Injured pit bull arouses suspicions of fight

Evan Hessel and Evan Hessel

One of two missing pit bulls found last week is believed to have been used for illegal dog-fighting in the west side of Evanston, authorities said.

Mystique, a pit bull puppy recovered Thursday by Evanston Animal Control, had wounds indicating that she had been forced to fight against other dogs. The other pit bull, Aaliyah, did not appear to be used in a fight.

The two 6-month-old female pit bulls were reported missing to Evanston Police Department last week.

The owners of the dogs told EPD that the pit bulls were stolen from their home on the 1700 block of Emerson Street between the evening of April 22 and the morning of April 23, said Sgt. Susan Trigourea of EPD. The owners could not be reached for comment Tuesday night.

On April 25, EPD received an anonymous tip that someone had seen a man pushing two pit bulls through a hole in the wall of an abandoned building at 1808 Brown Ave., she said.

Trigourea and Evanston Chief Animal Control Warden Bill Andrews reported to the site and found the dogs in the garage of the building. A baby crib and a few heavy objects blocked the hole in the wall, preventing the dogs from escaping.

“It was a lucky break that someone called, or else we might not have found them,” Trigourea said.

Mystique had several “fresh bites and small gashes” when the dogs were recovered, Andrews said. The fresh wounds on Mystique, a light brown pit bull, indicate that she was in a fight with another dog, he said.

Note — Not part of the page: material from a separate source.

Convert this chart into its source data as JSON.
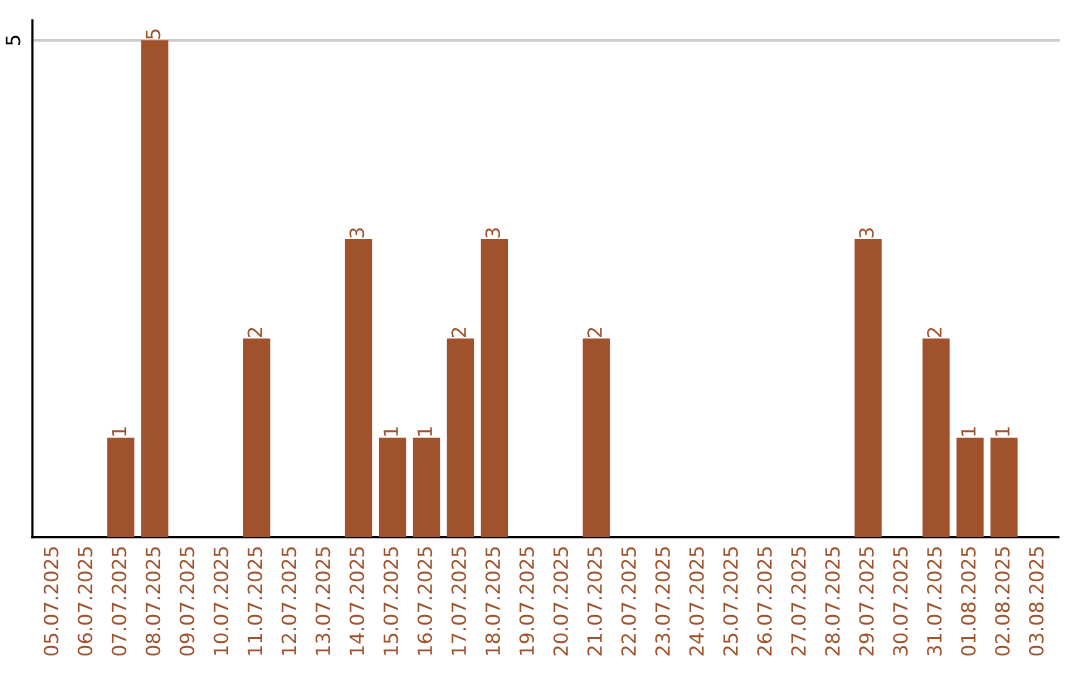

Because Aaliyah had no wounds, Andrews and Trigourea concluded that Mystique was forced into a dog fight.

Trigourea said the capacity in which police thought Mystique was used was unclear. Dogs are often used as “bait” in order to train other dogs.

“They use (them) to build the confidence of the dog they want to use for the fight,” she said.

Dog fighting, the practice of making two or more dogs to fight each other for the purpose of gambling, is a popular underground pastime in Evanston, Andrews said.

Wounded dogs are often left at the Evanston Animal Shelter, 2310 Oakton St., after being forced to fight, he said.

“It makes me angry that people could do something so inhumane to animals,” Trigourea said.

EPD has investigated other dog thefts where the animals were believed to be stolen for dog fights, Trigourea said.

In one investigation, a set of pit bull puppies were found in abandoned building near the garage where Mystique and Aaliyah were found.

Observers often are afraid to report animal cruelty violations, but calls like the one EPD received last week are necessary to end local dog fights, Trigourea said.

“There’s someone in the community that’s there and knows what’s going on, and we need to know about it if people want this problem out of Evanston,” she said.